Problem description

Given a binary tree with N nodes, each node has a different value from {1, …, N}.

A node in this binary tree can be flipped by swapping the left child and the right child of that node.

Consider the sequence of N values reported by a preorder traversal starting from the root. Call such a sequence of N values the voyage of the tree.

(Recall that a preorder traversal of a node means we report the current node’s value, then preorder-traverse the left child, then preorder-traverse the right child.)

Our goal is to flip the least number of nodes in the tree so that the voyage of the tree matches the voyage we are given.

If we can do so, then return a list of the values of all nodes flipped. You may return the answer in any order.

If we cannot do so, then return the list [-1].

Example 1:

Input: root = [1,2], voyage = [2,1] Output: [-1] Example 2:

Input: root = [1,2,3], voyage = [1,3,2] Output: [1] Example 3:

Input: root = [1,2,3], voyage = [1,2,3] Output: []

Solution

1. We can use DFS to solve the problem. We keep two attributes (nodes flipped and position in voyage) while doing depth first search. If the node is None, we return []. If it is not None and node.val != voyage[position], there is no way to achieve the match by flipping, we return [-1]. If node.val == voyage[position], we check whether the node.left is None or node.left.val == voyage[position + 1]. If left is none or the value does not equal to voyage[position + 1], we need to flip the node.val (add it to flipped). Then we recursively call right child node first, and then left child node (since node is flipped). Otherwise, we recursively call left child node first, and then right child node.

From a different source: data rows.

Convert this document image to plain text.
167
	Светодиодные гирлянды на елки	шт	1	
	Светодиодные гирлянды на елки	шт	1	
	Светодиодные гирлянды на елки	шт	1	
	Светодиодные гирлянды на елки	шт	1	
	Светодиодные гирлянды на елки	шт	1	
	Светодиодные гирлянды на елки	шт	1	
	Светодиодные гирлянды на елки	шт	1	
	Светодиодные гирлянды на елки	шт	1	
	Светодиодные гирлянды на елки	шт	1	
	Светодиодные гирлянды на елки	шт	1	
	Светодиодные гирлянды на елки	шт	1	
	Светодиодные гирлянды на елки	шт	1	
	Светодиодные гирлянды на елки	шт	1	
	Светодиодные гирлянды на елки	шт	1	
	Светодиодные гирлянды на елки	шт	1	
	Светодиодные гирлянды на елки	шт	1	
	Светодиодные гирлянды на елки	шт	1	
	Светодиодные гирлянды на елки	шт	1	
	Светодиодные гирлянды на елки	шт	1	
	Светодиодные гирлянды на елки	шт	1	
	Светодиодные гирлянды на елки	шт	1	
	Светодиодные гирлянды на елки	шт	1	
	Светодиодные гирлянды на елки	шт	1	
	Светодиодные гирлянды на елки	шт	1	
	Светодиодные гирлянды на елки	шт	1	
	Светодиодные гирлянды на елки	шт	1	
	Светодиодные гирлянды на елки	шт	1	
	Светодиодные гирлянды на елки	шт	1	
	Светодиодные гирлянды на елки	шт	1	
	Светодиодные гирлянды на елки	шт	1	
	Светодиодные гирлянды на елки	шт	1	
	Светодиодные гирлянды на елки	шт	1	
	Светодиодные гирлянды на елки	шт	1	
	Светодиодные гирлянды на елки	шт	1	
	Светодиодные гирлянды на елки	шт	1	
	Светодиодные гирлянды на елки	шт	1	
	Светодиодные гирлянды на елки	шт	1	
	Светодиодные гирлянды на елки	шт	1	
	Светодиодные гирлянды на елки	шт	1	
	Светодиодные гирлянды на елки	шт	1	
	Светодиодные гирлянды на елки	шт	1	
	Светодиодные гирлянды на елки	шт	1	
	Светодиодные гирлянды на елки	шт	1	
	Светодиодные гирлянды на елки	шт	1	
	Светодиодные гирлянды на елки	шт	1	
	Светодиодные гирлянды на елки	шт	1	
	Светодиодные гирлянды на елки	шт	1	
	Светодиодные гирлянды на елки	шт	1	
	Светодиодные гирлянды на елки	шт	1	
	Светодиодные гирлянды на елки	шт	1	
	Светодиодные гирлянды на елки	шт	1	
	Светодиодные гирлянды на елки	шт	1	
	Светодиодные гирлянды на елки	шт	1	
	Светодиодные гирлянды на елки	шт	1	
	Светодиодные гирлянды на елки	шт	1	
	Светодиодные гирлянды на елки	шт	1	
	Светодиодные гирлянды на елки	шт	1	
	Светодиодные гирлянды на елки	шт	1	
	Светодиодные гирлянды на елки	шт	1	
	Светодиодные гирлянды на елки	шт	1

Below is my python implementation

# Definition for a binary tree node.
# class TreeNode:
#     def __init__(self, x):
#         self.val = x
#         self.left = None
#         self.right = None

class Solution:
    def flipMatchVoyage(self, root: TreeNode, voyage: List[int]) -> List[int]:
        self.flipped = []
        self.i = 0
        
        def dfs(root):
            if not root:
                return
            if root.val != voyage[self.i]:
                self.flipped = [-1]
                return
            self.i += 1
            if root.left and root.left.val != voyage[self.i]:
                self.flipped.append(root.val)
                dfs(root.right)
                dfs(root.left)
            else:
                dfs(root.left)
                dfs(root.right)
        
        dfs(root)
        if self.flipped and self.flipped[0] == -1:
            return self.flipped
        else:
            return self.flipped